Freuden and Lockwood opened fire on the Maleficir with their hellguns, keeping low behind solid guard rails while Firch looked for a chance to slip into the open to grab Jacobi; as Freuden leapt up to fire another burst, one of the gunship's heavy stubbers, attached to a stabilizer hardpoint, swung backwards on its axis and fired at him – one round put a dent in his breastplate, while another tore into his shoulder plate and ripped the seal, causing him to hiss and swear as the flesh bubbled.
"Lockwood!" Raege shouted, ignoring Leebhr's yowling. "Run! You and Firch, grab Jacobi and get into one of those buildings! Freuden, Nada, you go too!"
"What about you, Commissar?" Lockwood said.
"We're going for the chapel," Raege told her. "We've got no choice!"
"We'll try to regroup!" Lockwood cried, slipping down to get ahold of Jacobi, who was curled up and clutching his leg in a desperate attempt to cover the decaying wound.
"Shit, Major!" The downed Kasrkin painfully snapped. "Can't… reach my… medikit!"
"Just hold on!" Lockwood shouted, pulling him away by the collar-locks on his armor; Nada had already slipped by through a hatch behind them.
"Get ready to run!" Raege shouted to Hyll, who was on his belly covering his head. Raege got up and sprinted, checking back to make sure Braedr was following…
The trooper was still prone.
"Braedr!" The Commissar screamed, and immediately ran back to him as the Maleficir repositioned to avoid hitting a construction lattice.

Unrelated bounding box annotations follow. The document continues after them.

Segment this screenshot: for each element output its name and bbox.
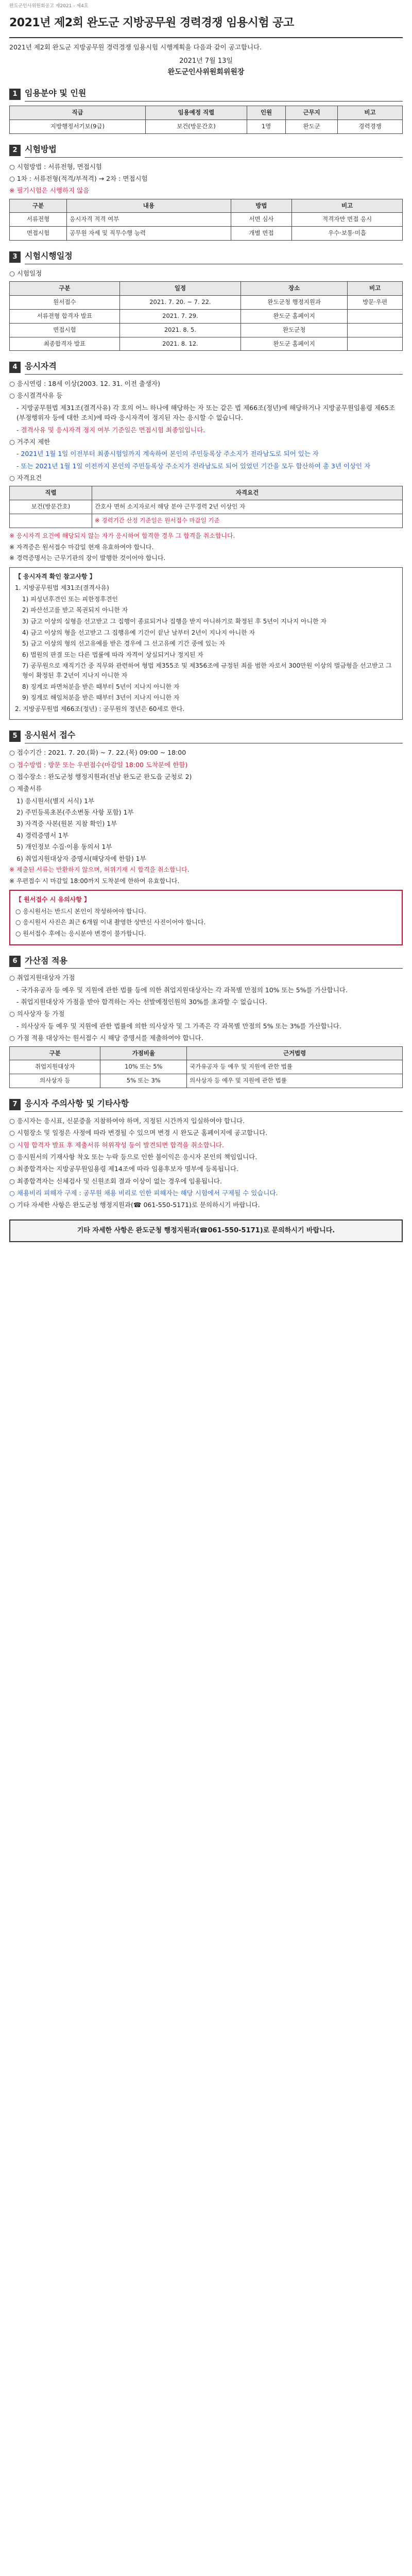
issuer-org: 완도군인사위원회위원장	[167, 67, 245, 76]
table-row	[10, 1074, 403, 1088]
paragraph: ○ 접수장소 : 완도군청 행정지원과(전남 완도군 완도읍 군청로 2)	[9, 772, 192, 781]
table-row	[10, 309, 403, 323]
table-cell: 지방행정서기보(9급)	[10, 120, 146, 133]
table-cell: 2021. 8. 5.	[119, 323, 241, 337]
paragraph: ○ 응시자는 응시표, 신분증을 지참하여야 하며, 지정된 시간까지 입실하여야 합니다.	[9, 1116, 245, 1125]
schedule-table	[9, 281, 403, 351]
section-title: 시험방법	[25, 143, 403, 158]
section-6-header	[9, 955, 403, 969]
section-number: 4	[9, 362, 21, 373]
date-block	[9, 56, 403, 78]
paragraph-note: ※ 필기시험은 시행하지 않음	[9, 187, 90, 195]
table-cell: 완도군청	[241, 323, 348, 337]
paragraph: - 2021년 1월 1일 이전부터 최종시험일까지 계속하여 본인의 주민등록상 주소지가 전라남도로 되어 있는 자	[16, 450, 319, 458]
note-text: ※ 우편접수 시 마감일 18:00까지 도착분에 한하여 유효합니다.	[9, 877, 180, 885]
table-header-cell: 장소	[241, 282, 348, 296]
table-header-cell: 인원	[247, 106, 285, 120]
intro-text: 2021년 제2회 완도군 지방공무원 경력경쟁 임용시험 시행계획을 다음과 같이 공고합니다.	[9, 43, 262, 52]
table-cell: 면접시험	[10, 227, 67, 241]
application-caution-box	[9, 890, 403, 945]
table-cell	[10, 514, 92, 528]
table-cell: 10% 또는 5%	[100, 1060, 187, 1074]
paragraph: ○ 시험일정	[9, 269, 42, 277]
section-number: 5	[9, 731, 21, 742]
table-row	[10, 296, 403, 310]
table-header-cell: 비고	[338, 106, 403, 120]
table-row	[10, 500, 403, 514]
section-2-header	[9, 143, 403, 158]
list-item: 6) 취업지원대상자 증명서(해당자에 한함) 1부	[16, 854, 146, 862]
qualification-table	[9, 486, 403, 528]
paragraph: ○ 거주지 제한	[9, 437, 50, 446]
paragraph: ○ 응시연령 : 18세 이상(2003. 12. 31. 이전 출생자)	[9, 380, 161, 388]
box-title: 【 응시자격 확인 참고사항 】	[15, 572, 96, 580]
table-header-cell: 비고	[292, 199, 403, 213]
box-line: ○ 응시원서는 반드시 본인이 작성하여야 합니다.	[15, 907, 146, 915]
box-line: 8) 징계로 파면처분을 받은 때부터 5년이 지나지 아니한 자	[22, 683, 180, 690]
table-header-cell: 자격요건	[92, 486, 403, 500]
box-line: 1. 지방공무원법 제31조(결격사유)	[15, 584, 109, 592]
table-cell: 의사상자 등	[10, 1074, 100, 1088]
paragraph: - 결격사유 및 응시자격 정지 여부 기준일은 면접시험 최종일입니다.	[16, 426, 205, 434]
note-text: ※ 자격증은 원서접수 마감일 현재 유효하여야 합니다.	[9, 543, 154, 551]
table-cell: 완도군 홈페이지	[241, 337, 348, 351]
table-cell: 보건(방문간호)	[10, 500, 92, 514]
title-divider	[9, 37, 403, 38]
table-header-cell: 구분	[10, 282, 120, 296]
paragraph: ○ 응시원서의 기재사항 착오 또는 누락 등으로 인한 불이익은 응시자 본인의 책임입니다.	[9, 1153, 258, 1161]
table-row	[10, 213, 403, 227]
table-header-cell: 가점비율	[100, 1046, 187, 1060]
document-header-meta: 완도군인사위원회공고 제2021 - 제4호	[9, 4, 89, 9]
table-cell: 2021. 7. 20. ~ 7. 22.	[119, 296, 241, 310]
paragraph: ○ 접수기간 : 2021. 7. 20.(화) ~ 7. 22.(목) 09:00 ~ 18:00	[9, 749, 186, 757]
table-cell: 응시자격 적격 여부	[67, 213, 231, 227]
section-title: 임용분야 및 인원	[25, 87, 403, 101]
table-cell	[348, 337, 403, 351]
table-cell: 서류전형 합격자 발표	[10, 309, 120, 323]
section-title: 가산점 적용	[25, 955, 403, 969]
section-1-header	[9, 87, 403, 101]
table-cell: 2021. 7. 29.	[119, 309, 241, 323]
table-cell: 국가유공자 등 예우 및 지원에 관한 법률	[187, 1060, 403, 1074]
list-item: 5) 개인정보 수집·이용 동의서 1부	[16, 843, 112, 851]
section-title: 응시자 주의사항 및 기타사항	[25, 1097, 403, 1112]
box-line: 4) 금고 이상의 형을 선고받고 그 집행유예 기간이 끝난 날부터 2년이 지나지 아니한 자	[22, 629, 255, 636]
list-item: 3) 자격증 사본(원본 지참 확인) 1부	[16, 820, 117, 828]
section-4-header	[9, 360, 403, 375]
paragraph: ○ 응시결격사유 등	[9, 392, 63, 400]
table-cell: 서면 심사	[231, 213, 291, 227]
bonus-points-table	[9, 1046, 403, 1088]
section-number: 7	[9, 1099, 21, 1110]
contact-footer: 기타 자세한 사항은 완도군청 행정지원과(☎061-550-5171)로 문의하시기 바랍니다.	[9, 1219, 403, 1242]
note-text: ※ 경력증명서는 근무기관의 장이 발행한 것이어야 합니다.	[9, 554, 166, 562]
section-5-header	[9, 729, 403, 743]
table-row	[10, 337, 403, 351]
table-header-cell: 구분	[10, 1046, 100, 1060]
section-number: 3	[9, 251, 21, 263]
box-line: 9) 징계로 해임처분을 받은 때부터 3년이 지나지 아니한 자	[22, 694, 180, 702]
paragraph: ○ 제출서류	[9, 785, 42, 793]
paragraph: - 취업지원대상자 가점을 받아 합격하는 자는 선발예정인원의 30%를 초과할 수 없습니다.	[16, 998, 267, 1006]
page-title: 2021년 제2회 완도군 지방공무원 경력경쟁 임용시험 공고	[9, 16, 294, 29]
table-cell: 공무원 자세 및 직무수행 능력	[67, 227, 231, 241]
paragraph: ○ 시험방법 : 서류전형, 면접시험	[9, 162, 102, 171]
paragraph: ○ 시험 합격자 발표 후 제출서류 허위작성 등이 발견되면 합격을 취소합니다.	[9, 1141, 224, 1149]
table-row	[10, 227, 403, 241]
table-cell	[348, 323, 403, 337]
table-cell: 경력경쟁	[338, 120, 403, 133]
table-cell: 서류전형	[10, 213, 67, 227]
table-header-cell: 임용예정 직렬	[145, 106, 247, 120]
list-item: 1) 응시원서(별지 서식) 1부	[16, 796, 95, 805]
box-line: 1) 피성년후견인 또는 피한정후견인	[22, 595, 118, 603]
paragraph: ○ 접수방법 : 방문 또는 우편접수(마감일 18:00 도착분에 한함)	[9, 760, 188, 769]
table-row	[10, 120, 403, 133]
table-cell: 2021. 8. 12.	[119, 337, 241, 351]
box-line: 6) 법원의 판결 또는 다른 법률에 따라 자격이 상실되거나 정지된 자	[22, 651, 203, 658]
paragraph: - 지방공무원법 제31조(결격사유) 각 호의 어느 하나에 해당하는 자 또는 같은 법 제66조(정년)에 해당하거나 지방공무원임용령 제65조(부정행위자 등에 대한 조치)에 따라 응시자격이 정지된 자는 응시할 수 없습니다.	[16, 403, 396, 422]
paragraph: ○ 의사상자 등 가점	[9, 1010, 65, 1018]
table-cell: 방문·우편	[348, 296, 403, 310]
table-cell: 최종합격자 발표	[10, 337, 120, 351]
box-title: 【 원서접수 시 유의사항 】	[15, 896, 91, 904]
section-title: 시험시행일정	[25, 250, 403, 264]
table-row	[10, 323, 403, 337]
paragraph: ○ 가점 적용 대상자는 원서접수 시 해당 증명서를 제출하여야 합니다.	[9, 1034, 203, 1042]
table-cell: 보건(방문간호)	[145, 120, 247, 133]
table-header-cell: 근거법령	[187, 1046, 403, 1060]
paragraph: - 또는 2021년 1월 1일 이전까지 본인의 주민등록상 주소지가 전라남도로 되어 있었던 기간을 모두 합산하여 총 3년 이상인 자	[16, 462, 371, 470]
table-header-cell: 방법	[231, 199, 291, 213]
table-cell: 취업지원대상자	[10, 1060, 100, 1074]
note-text: ※ 제출된 서류는 반환하지 않으며, 허위기재 시 합격을 취소합니다.	[9, 866, 190, 873]
box-line: 7) 공무원으로 재직기간 중 직무와 관련하여 형법 제355조 및 제356조에 규정된 죄를 범한 자로서 300만원 이상의 벌금형을 선고받고 그 형이 확정된 후 2년이 지나지 아니한 자	[22, 662, 392, 680]
paragraph: ○ 채용비리 피해자 구제 : 공무원 채용 비리로 인한 피해자는 해당 시험에서 구제될 수 있습니다.	[9, 1189, 278, 1197]
table-header-cell: 일정	[119, 282, 241, 296]
table-header-cell: 비고	[348, 282, 403, 296]
table-cell: ※ 경력기간 산정 기준일은 원서접수 마감일 기준	[92, 514, 403, 528]
positions-table	[9, 106, 403, 134]
paragraph: - 국가유공자 등 예우 및 지원에 관한 법률 등에 의한 취업지원대상자는 각 과목별 만점의 10% 또는 5%를 가산합니다.	[16, 986, 348, 994]
table-cell: 원서접수	[10, 296, 120, 310]
table-cell: 우수·보통·미흡	[292, 227, 403, 241]
section-number: 2	[9, 145, 21, 156]
section-3-header	[9, 250, 403, 264]
list-item: 4) 경력증명서 1부	[16, 831, 69, 839]
paragraph: ○ 자격요건	[9, 474, 42, 482]
list-item: 2) 주민등록초본(주소변동 사항 포함) 1부	[16, 808, 134, 817]
table-row	[10, 514, 403, 528]
paragraph: - 의사상자 등 예우 및 지원에 관한 법률에 의한 의사상자 및 그 가족은 각 과목별 만점의 5% 또는 3%를 가산합니다.	[16, 1022, 341, 1030]
section-title: 응시자격	[25, 360, 403, 375]
table-row	[10, 1060, 403, 1074]
table-header-cell: 구분	[10, 199, 67, 213]
paragraph: ○ 1차 : 서류전형(적격/부적격) → 2차 : 면접시험	[9, 174, 148, 182]
table-cell: 의사상자 등 예우 및 지원에 관한 법률	[187, 1074, 403, 1088]
table-cell: 완도군	[286, 120, 338, 133]
note-text: ※ 응시자격 요건에 해당되지 않는 자가 응시하여 합격한 경우 그 합격을 취소합니다.	[9, 532, 235, 539]
table-cell: 5% 또는 3%	[100, 1074, 187, 1088]
section-number: 1	[9, 89, 21, 100]
paragraph: ○ 기타 자세한 사항은 완도군청 행정지원과(☎ 061-550-5171)로 문의하시기 바랍니다.	[9, 1201, 260, 1209]
paragraph: ○ 최종합격자는 지방공무원임용령 제14조에 따라 임용후보자 명부에 등록됩니다.	[9, 1165, 239, 1173]
table-cell: 개별 면접	[231, 227, 291, 241]
table-header-cell: 근무지	[286, 106, 338, 120]
box-line: ○ 응시원서 사진은 최근 6개월 이내 촬영한 상반신 사진이어야 합니다.	[15, 919, 206, 926]
exam-method-table	[9, 199, 403, 241]
section-7-header	[9, 1097, 403, 1112]
table-cell: 완도군청 행정지원과	[241, 296, 348, 310]
paragraph: ○ 시험장소 및 일정은 사정에 따라 변경될 수 있으며 변경 시 완도군 홈페이지에 공고합니다.	[9, 1129, 268, 1137]
table-cell: 간호사 면허 소지자로서 해당 분야 근무경력 2년 이상인 자	[92, 500, 403, 514]
table-cell: 적격자만 면접 응시	[292, 213, 403, 227]
table-cell: 면접시험	[10, 323, 120, 337]
qualification-reference-box	[9, 567, 403, 720]
section-title: 응시원서 접수	[25, 729, 403, 743]
table-header-cell: 내용	[67, 199, 231, 213]
table-cell: 완도군 홈페이지	[241, 309, 348, 323]
paragraph: ○ 취업지원대상자 가점	[9, 974, 75, 982]
table-header-cell: 직급	[10, 106, 146, 120]
table-cell	[348, 309, 403, 323]
paragraph: ○ 최종합격자는 신체검사 및 신원조회 결과 이상이 없는 경우에 임용됩니다.	[9, 1177, 222, 1185]
box-line: 2) 파산선고를 받고 복권되지 아니한 자	[22, 606, 128, 614]
section-number: 6	[9, 956, 21, 967]
box-line: 3) 금고 이상의 실형을 선고받고 그 집행이 종료되거나 집행을 받지 아니하기로 확정된 후 5년이 지나지 아니한 자	[22, 618, 327, 625]
table-header-cell: 직렬	[10, 486, 92, 500]
box-line: ○ 원서접수 후에는 응시분야 변경이 불가합니다.	[15, 929, 146, 937]
box-line: 5) 금고 이상의 형의 선고유예를 받은 경우에 그 선고유예 기간 중에 있는 자	[22, 640, 226, 648]
box-line: 2. 지방공무원법 제66조(정년) : 공무원의 정년은 60세로 한다.	[15, 705, 185, 713]
table-cell: 1명	[247, 120, 285, 133]
notice-date: 2021년 7월 13일	[179, 57, 233, 65]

Raege knelt by him, shaking his shoulder, glancing constantly to watch as the Maleficir's guns traced a path towards the two.
Raege clamped down on Hyll's arm with her de-energized power fist, and dragged him up to his feet as she ran back towards the chapel. "I'm not leaving you to die, trooper, so get a move on!" She shouted, and pulled Braedr along until he finally decided to start moving. The Maleficir opened fire on them again, its autocannon ripping apart the crosswalk as it traveled up towards the two. Raege, having released her grip on Braedr, activated the disruptor field on her power fist, and punched her way through the reinforced door on the front of the bunker, then let Hyll in before her. An autocannon round impacted at Raege's feet, knocking her back through the doorway, forcing her to scamper the rest of the way to safety on her hands and knees.